Do you worry about cycling through the winter?
It’s October now, and I’ve realised I have to start wearing gloves because I’m not just sat in a van with the heater on. But I know that people in Denmark or the Netherlands or Germany still commute by bike in the winter. I just have to toughen up, it’s as simple as that. And I’ve an idea about creating a network of cargo-bike-friendly cafes or businesses who have a sticker on their window basically saying we’re part of a cycle trade scheme. They’ll offer you a discount and promise not to chuck you out into the rain if you’re drenched. And in return, we’ll create benefits for them too.
So, apart from it being a much more sustainable form of transport, has it any other advantages?
Oh yes. It’s a great marketing tool because people see me just riding around. And I’ve had some nice interactions at traffic lights. It’s made me more streamlined and tidier in how I work, because I have to think about what I carry with me rather than stick in three of everything.
And any benefits to you personally?
Yes, my legs are much stronger.

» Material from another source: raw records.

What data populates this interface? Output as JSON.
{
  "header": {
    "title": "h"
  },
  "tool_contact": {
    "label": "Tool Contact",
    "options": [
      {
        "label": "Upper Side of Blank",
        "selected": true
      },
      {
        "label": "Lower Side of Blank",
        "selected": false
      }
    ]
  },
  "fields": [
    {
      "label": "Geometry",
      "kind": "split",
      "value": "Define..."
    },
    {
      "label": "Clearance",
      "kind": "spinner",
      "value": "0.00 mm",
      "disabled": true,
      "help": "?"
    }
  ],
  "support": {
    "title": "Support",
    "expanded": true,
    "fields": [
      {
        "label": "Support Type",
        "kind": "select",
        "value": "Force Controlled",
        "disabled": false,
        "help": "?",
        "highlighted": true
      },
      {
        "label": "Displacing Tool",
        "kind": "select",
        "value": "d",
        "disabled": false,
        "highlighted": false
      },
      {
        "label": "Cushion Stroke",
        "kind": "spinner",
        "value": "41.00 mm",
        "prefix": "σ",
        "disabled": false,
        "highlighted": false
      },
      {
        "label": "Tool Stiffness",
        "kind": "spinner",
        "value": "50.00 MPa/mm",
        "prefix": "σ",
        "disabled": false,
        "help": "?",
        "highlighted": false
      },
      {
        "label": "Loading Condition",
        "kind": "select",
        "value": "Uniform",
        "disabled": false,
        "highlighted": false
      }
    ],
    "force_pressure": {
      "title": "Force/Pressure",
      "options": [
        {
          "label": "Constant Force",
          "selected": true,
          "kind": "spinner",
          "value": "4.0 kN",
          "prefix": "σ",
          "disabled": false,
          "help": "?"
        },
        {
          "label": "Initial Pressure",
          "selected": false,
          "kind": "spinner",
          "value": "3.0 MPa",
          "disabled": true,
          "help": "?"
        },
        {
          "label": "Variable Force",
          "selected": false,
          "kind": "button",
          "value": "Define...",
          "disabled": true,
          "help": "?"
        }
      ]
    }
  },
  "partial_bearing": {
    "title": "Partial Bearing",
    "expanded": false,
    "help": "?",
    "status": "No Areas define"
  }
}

After only two months on the bike I’d massively reduced the power assist settings I was using. It might be a manual job but it’s not cardio, you’re not going to burn off that BLT you’ve had for lunch.

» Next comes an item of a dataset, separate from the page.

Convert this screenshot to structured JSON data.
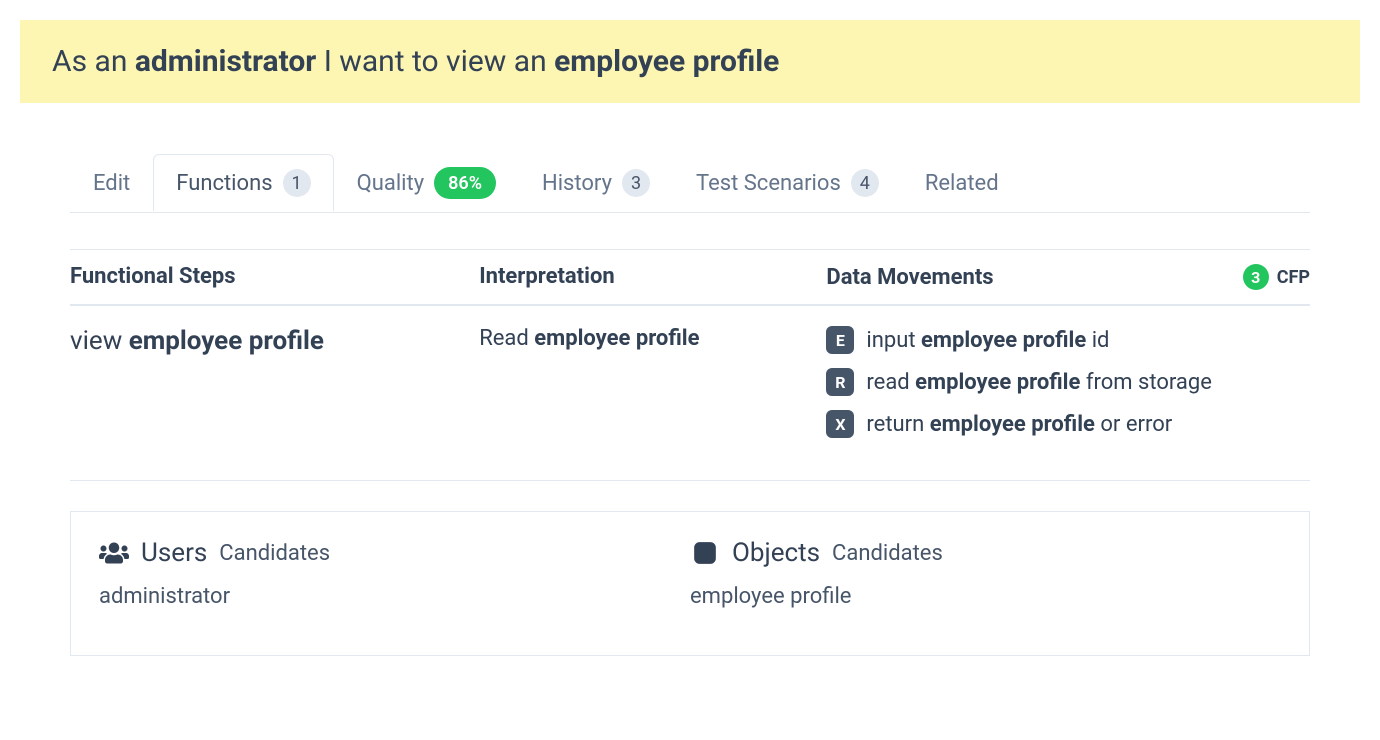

Also from the mental health point of view. I get to a job in the morning awake and ready to crack on. York’s a beautiful city to cycle through at 8 in the morning. On nice days, the cycle back to the storage facility is a treat. It’s a bit of a decompress.
Do you think Grōni and companies like it are making a difference?
I’m not entirely sure about any of this, but I know that the old way of doing things just doesn’t make any sense anymore. And there’s this selfish aspect to it, even if it all went to hell and we realised all these green changes made no difference because we’re already too late. Because if I end up with my family waiting for the tidal wave or something, at least I’ll be able to say I tried to do something about it.
What’s your ideal future scenario?
I’ve got lots of ideas, it depends which we decide to go with! Ideally, I’d like to be operating a team of five decorators using cargo bikes. And I only have to cycle round checking on them. York already has a cargo bike courier and someone with a cleaning business has got in touch with me interested in using them. I think there will be a community of cargo bike businesses formed who will then be able to put a bit more pressure on whoever makes decisions about infrastructure by showing there is demand. It’s estimated that the size of the European cargo bike market grew by about 65% in 2021. The UK is a little bit behind. If the UK cities are serious about reaching the net zero targets, or even exceeding them, then this is a major contributing factor.